DeSantis commended the Legislature for their efforts via Twitter saying, “I thank the Florida Legislature for taking action on medical marijuana and upholding the will of the voters”, but until this signing had not released a formal statement. Having only 3 months in office, his administration is moving at a record pace.
House Speaker Jose Oliva commented after the vote earlier this week, “This is a difficult issue, and you’re going to have people on both sides; some that are happy that now this is available to them and others that feel that we didn’t go far enough,” adding “We did the best that we could do and still remain responsible.”
Rep. Ray Rodrigues was still not convinced, warning doctors with these remarks, “What I would say to the medical community is that it is incumbent upon them to do their jobs to treat this as medicine … The last thing we want to see is the pill mill crisis that occurred with opioids to occurring in this state with medical marijuana. So we’ll be watching.”
Stern words, although laden with traditional rhetoric, likening cannabis to opioids and implying that people are likely abusing the substance and questioning its medical validity. It is unfortunate that these sentiments are still so common when more and more medical research is being conducted showing the immense healing properties associated with cannabis in a multitude of different ailments. Advocates are encouraged to reach out to representatives with testimonials and personal experiences with cannabis in an effort to remove the stigma placed on the canna-community.
Nikki Fried, another new contender in the Florida political landscape and current Agricultural Commissioner, mentioned after the vote, “Today’s action to finally allow smokable medical marijuana brings four words to the lips of people across our state: It’s about damn time.” Fried not mincing any words also stated, “It’s long past due that the State of Florida honored the will of the people and allowed doctors to determine their patient’s course of treatment.”
Not only are lawmakers and advocates ready to welcome this new wave of products to patients, they are also excited about the possibility of bringing more jobs and increasing Florida’s agricultural potential.
Many advocates and patients are saying this is only the beginning, noting that HB 1117 has already been filed to legalize recreational, or responsible adult-use cannabis, although it has not received a hearing thus far. The bill was filed by Rep. Carlos Guillermo Smith, who also raised issues regarding affordability and law enforcement training, specifically so that legitimate patients aren’t harassed or arrested.

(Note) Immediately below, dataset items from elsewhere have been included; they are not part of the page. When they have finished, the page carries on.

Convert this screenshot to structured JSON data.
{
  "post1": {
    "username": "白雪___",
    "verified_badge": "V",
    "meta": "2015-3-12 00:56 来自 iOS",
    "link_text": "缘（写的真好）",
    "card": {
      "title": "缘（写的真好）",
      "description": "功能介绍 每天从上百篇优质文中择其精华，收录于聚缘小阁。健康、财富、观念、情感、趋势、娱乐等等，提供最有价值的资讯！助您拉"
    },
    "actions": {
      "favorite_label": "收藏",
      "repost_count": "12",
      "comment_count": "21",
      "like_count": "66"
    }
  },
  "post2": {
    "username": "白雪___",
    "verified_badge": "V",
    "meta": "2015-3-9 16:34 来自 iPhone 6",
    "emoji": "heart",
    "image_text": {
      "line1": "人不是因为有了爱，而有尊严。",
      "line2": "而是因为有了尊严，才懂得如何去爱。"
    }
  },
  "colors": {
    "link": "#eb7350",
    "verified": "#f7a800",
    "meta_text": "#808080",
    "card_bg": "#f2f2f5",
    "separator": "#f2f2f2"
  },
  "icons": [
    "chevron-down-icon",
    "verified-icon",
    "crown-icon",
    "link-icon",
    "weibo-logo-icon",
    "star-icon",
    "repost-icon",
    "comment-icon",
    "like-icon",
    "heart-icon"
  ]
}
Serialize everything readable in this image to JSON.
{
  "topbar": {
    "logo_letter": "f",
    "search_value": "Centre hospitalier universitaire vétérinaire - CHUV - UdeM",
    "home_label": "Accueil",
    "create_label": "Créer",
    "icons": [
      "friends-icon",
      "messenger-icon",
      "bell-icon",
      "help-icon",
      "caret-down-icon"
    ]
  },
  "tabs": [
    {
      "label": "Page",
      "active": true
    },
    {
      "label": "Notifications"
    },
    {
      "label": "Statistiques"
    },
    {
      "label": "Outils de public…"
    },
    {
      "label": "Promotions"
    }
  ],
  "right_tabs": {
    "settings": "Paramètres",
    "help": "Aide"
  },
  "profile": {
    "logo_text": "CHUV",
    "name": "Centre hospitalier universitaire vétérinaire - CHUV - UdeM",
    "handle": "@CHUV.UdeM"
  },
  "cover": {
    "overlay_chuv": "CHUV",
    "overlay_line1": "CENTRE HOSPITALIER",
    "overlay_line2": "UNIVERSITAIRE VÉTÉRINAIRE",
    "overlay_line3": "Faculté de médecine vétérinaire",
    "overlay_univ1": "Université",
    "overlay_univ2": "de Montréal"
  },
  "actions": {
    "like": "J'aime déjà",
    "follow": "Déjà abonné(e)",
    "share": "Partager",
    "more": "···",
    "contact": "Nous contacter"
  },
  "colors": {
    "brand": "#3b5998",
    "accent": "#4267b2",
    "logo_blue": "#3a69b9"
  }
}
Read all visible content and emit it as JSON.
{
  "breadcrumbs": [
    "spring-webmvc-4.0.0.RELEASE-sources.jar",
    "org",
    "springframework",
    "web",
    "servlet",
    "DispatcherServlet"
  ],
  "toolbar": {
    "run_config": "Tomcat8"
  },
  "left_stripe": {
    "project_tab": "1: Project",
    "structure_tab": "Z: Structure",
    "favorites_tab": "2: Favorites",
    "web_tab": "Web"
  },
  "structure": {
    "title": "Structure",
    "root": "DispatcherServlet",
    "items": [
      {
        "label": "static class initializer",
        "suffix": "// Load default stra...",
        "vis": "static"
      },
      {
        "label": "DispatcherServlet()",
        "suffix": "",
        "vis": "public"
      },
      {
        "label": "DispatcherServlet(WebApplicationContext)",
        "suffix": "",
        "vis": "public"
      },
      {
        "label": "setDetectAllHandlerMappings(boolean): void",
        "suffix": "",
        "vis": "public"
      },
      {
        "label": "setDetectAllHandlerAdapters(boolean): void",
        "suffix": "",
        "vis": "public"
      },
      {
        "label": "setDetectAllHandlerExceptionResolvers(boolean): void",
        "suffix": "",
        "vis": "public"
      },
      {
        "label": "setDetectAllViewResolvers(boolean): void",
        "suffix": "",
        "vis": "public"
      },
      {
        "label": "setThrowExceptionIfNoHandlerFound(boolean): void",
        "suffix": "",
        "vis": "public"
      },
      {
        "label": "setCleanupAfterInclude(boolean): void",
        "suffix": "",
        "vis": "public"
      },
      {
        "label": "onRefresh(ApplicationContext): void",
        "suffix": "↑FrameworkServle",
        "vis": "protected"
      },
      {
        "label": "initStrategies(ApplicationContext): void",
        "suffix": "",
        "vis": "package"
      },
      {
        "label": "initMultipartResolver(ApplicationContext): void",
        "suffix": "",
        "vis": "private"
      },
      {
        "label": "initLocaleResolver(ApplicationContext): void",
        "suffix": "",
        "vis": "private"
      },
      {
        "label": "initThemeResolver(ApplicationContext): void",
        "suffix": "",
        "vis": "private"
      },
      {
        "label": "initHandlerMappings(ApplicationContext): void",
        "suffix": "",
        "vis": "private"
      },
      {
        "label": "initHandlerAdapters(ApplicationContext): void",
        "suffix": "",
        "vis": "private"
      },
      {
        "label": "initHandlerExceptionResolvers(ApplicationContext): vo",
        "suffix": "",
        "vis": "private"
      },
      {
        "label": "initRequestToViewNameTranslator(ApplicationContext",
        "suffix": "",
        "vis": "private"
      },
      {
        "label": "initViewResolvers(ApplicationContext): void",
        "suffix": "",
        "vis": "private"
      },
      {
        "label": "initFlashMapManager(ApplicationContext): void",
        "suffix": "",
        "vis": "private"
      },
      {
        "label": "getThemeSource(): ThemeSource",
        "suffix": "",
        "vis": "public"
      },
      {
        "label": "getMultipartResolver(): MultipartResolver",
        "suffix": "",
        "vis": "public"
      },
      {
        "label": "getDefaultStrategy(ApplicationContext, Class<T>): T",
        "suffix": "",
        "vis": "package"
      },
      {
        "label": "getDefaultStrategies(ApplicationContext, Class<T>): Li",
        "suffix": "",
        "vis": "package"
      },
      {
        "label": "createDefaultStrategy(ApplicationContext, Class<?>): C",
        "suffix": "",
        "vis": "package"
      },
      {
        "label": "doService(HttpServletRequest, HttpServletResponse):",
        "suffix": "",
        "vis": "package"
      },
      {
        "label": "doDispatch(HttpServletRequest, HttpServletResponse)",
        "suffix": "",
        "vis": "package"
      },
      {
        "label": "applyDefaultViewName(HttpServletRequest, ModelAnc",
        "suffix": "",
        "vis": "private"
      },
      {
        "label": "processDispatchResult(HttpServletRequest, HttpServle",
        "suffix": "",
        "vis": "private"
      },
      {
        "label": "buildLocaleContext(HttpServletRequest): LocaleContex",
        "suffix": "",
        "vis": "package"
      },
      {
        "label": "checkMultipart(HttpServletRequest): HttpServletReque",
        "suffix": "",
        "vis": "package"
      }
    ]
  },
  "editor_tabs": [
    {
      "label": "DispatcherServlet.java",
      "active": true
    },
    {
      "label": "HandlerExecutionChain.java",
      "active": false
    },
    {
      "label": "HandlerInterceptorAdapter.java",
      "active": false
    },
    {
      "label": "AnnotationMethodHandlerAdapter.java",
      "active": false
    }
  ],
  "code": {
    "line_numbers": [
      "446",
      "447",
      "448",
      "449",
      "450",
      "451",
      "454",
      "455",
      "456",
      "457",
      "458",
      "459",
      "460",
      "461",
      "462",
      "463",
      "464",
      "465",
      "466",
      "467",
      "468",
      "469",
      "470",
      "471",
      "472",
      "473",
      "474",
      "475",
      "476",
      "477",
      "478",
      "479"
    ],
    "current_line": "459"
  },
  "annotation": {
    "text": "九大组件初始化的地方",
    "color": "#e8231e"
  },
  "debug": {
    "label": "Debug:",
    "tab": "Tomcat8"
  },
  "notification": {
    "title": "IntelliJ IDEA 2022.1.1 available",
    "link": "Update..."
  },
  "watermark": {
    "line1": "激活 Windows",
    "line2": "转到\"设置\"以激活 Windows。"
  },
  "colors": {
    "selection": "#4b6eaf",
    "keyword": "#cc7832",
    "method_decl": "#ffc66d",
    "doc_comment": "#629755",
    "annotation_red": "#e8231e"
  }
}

Now that smokable whole-flower cannabis has been approved by the Governor, law enforcement’s ability to make a distinction between medical cannabis and black market cannabis is more pertinent than ever. He says law enforcement needs real-time access to the medical marijuana registry so that patients will be treated as though they have any other prescription medication.
“My hope is that with the legislation that law enforcement will train themselves,” noted Smith. “Because even the wrapped product, the wrapped whole flower product can leave a scent behind in the car which can leave a scent mistaken as smoked medical cannabis.”
Many dispensaries throughout the State including the largest distributor, Trulieve, have already stated that they are ready to roll out new product immediately and that they have been waiting for this repeal for quite some time. Jennifer Houghtaling, the manager of the Saint Petersburg Trulieve dispensary was quoted saying, “We’re waiting on the Department of Health to give the go-ahead and we’re prepared, we’re ready, and we just cannot wait. We know how beneficial it is to be able to smoke the plant. We’re very excited, and our patients are as well.”
The wait is over, and patients are ready to explore many more treatment options and possibilities.